Essa rispose “se mi risparmierete oggi, finirò di
raccontarvela questa sera.”
“Così sia allora.”
Ciao a Tutti,
Questa storia è un pochino particolare, nasce nel solco
dell’antica tradizione delle “Mille e una Notte” e cerca di mantenerne lo stile
nella prosa.
Eccovi una breve sintesi dell’antefatto: Il Re di Baghdad,
Shahriyar, grazie all’aiuto di suo fratello Shahzaman, scopre che le tra le sue
venti ancelle si nascondono dieci schiavi mori vestiti da donna che
approfittano delle sue assenze per unirsi con le sue serve; scopre inoltre che
la sua sposa approfitta di queste occasioni per tradirlo con un uomo: Sa’d
al-Din detto Mas’ud “il fortunato”. Infuriato, fa uccidere la moglie e tutte le
ancelle e decide che sposerà delle fanciulle e si unirà a esse per una sola
notte, poi le metterà a morte.
La saggia Shahrazad chiede al padre di divenire la sposa
del Re perché spera con uno stratagemma di poter porre fine all’eccidio di
giovani ragazze.

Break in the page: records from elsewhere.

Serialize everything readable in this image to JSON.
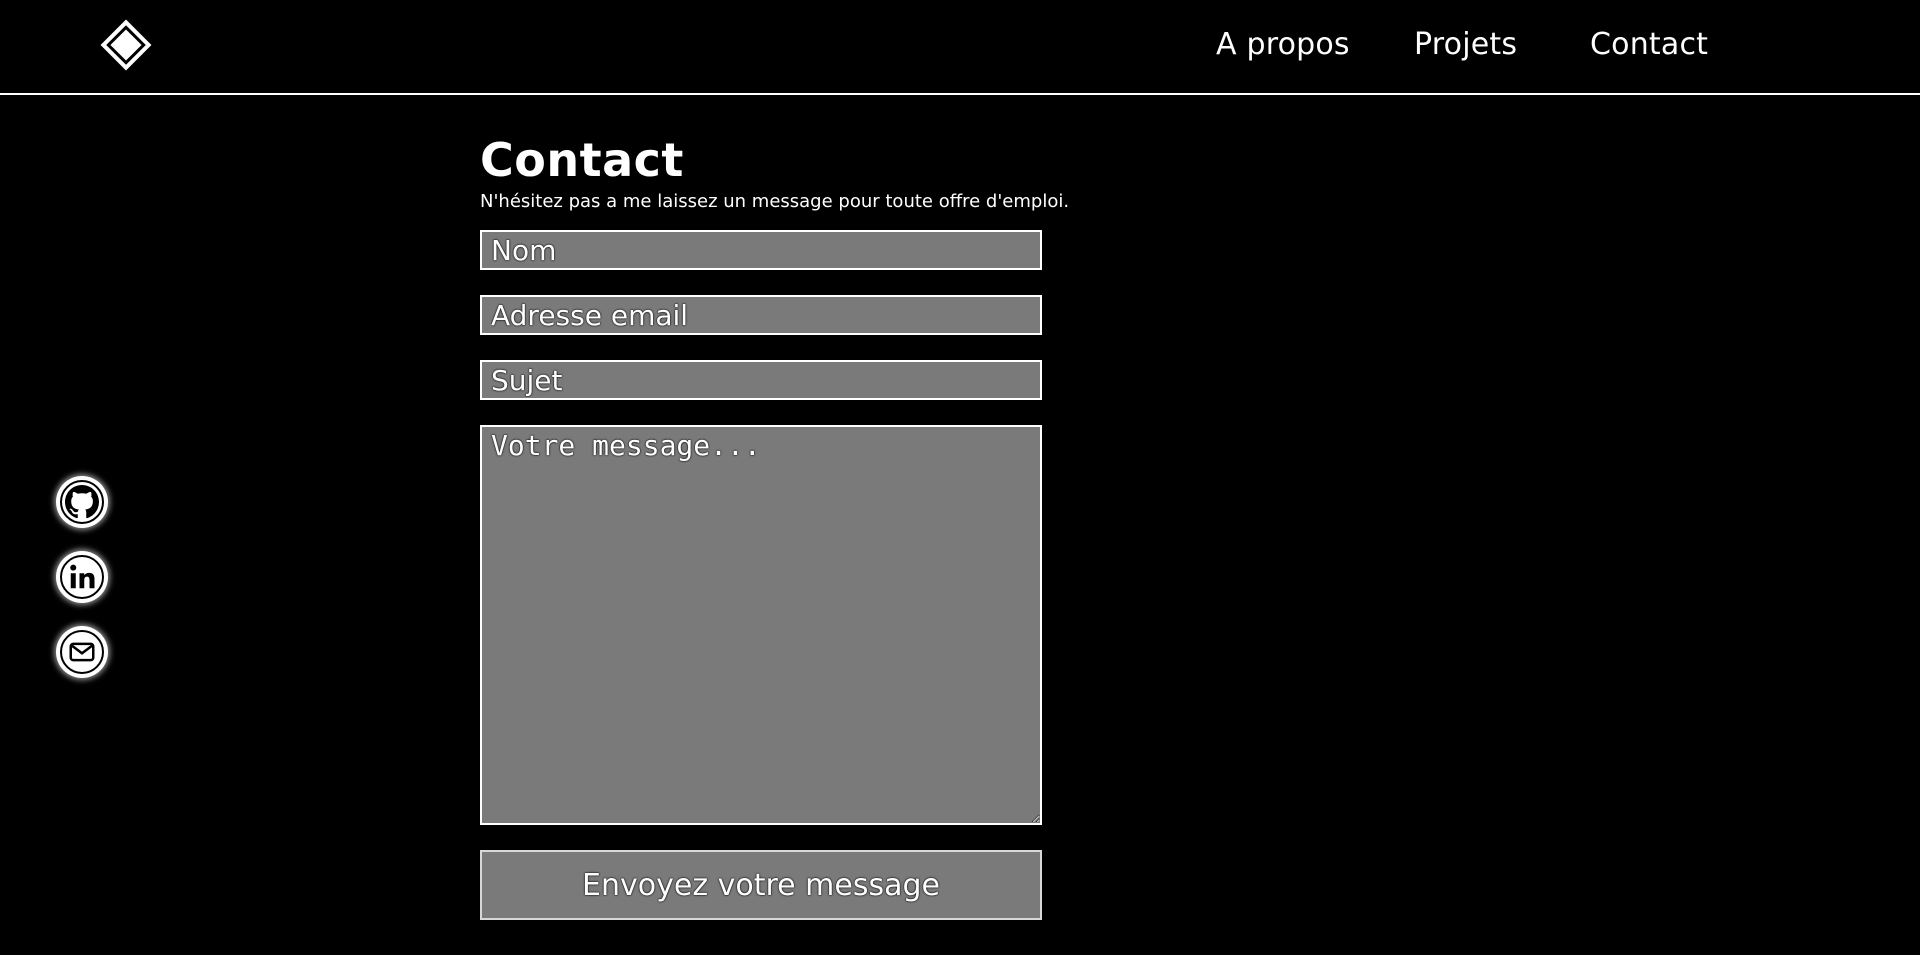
{
  "header": {
    "logo_icon": "diamond-logo-icon",
    "nav": {
      "about": "A propos",
      "projects": "Projets",
      "contact": "Contact"
    }
  },
  "social": {
    "items": [
      {
        "icon": "github-icon"
      },
      {
        "icon": "linkedin-icon"
      },
      {
        "icon": "mail-icon"
      }
    ]
  },
  "contact": {
    "title": "Contact",
    "subtitle": "N'hésitez pas a me laissez un message pour toute offre d'emploi.",
    "fields": {
      "name_placeholder": "Nom",
      "email_placeholder": "Adresse email",
      "subject_placeholder": "Sujet",
      "message_placeholder": "Votre message..."
    },
    "submit_label": "Envoyez votre message"
  },
  "colors": {
    "background": "#000000",
    "foreground": "#ffffff",
    "field_background": "#7a7a7a"
  }
}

Così ogni notte racconta una storia al re rimandando però la
conclusione alla notte seguente.
La frase in grassetto è tratta dal libro “le Mille e una
Notte” Volume primo, I Grandi Romanzi, Corriere della Sera pg 40. Ho inserito anche una citazione all’opera
poetica “il Gelsomino notturno” di Giovanni
Pascoli.
Il nome del padre di Malik e Kadar me lo sono
deliberatamente inventato perché non sono riuscita a scoprire come si chiama
(se qualcuno lo sa mi avvisi che lo cambio!) anche l’Assassino Kalim è una mia personalissima
invenzione.
Beh se volete scoprire come va a finire, dovete
concedermi la vostra benevolenza e continuare a leggere; sarei molto onorata di
sapere cosa pensate di questa storia quindi se qualcuno avesse voglia di
recensire… (tranquilli accetto anche le critiche!) lo faccia pure.
Grazie a tutti per l’attenzione!
Adhara92
PS. Vorrei precisare che non condivido in alcun modo la
visione “misogina” del Re Shahriyar, che purtroppo essendo stato punto nel suo
orgoglio tende a enfatizzare le astuzie del genere femminile.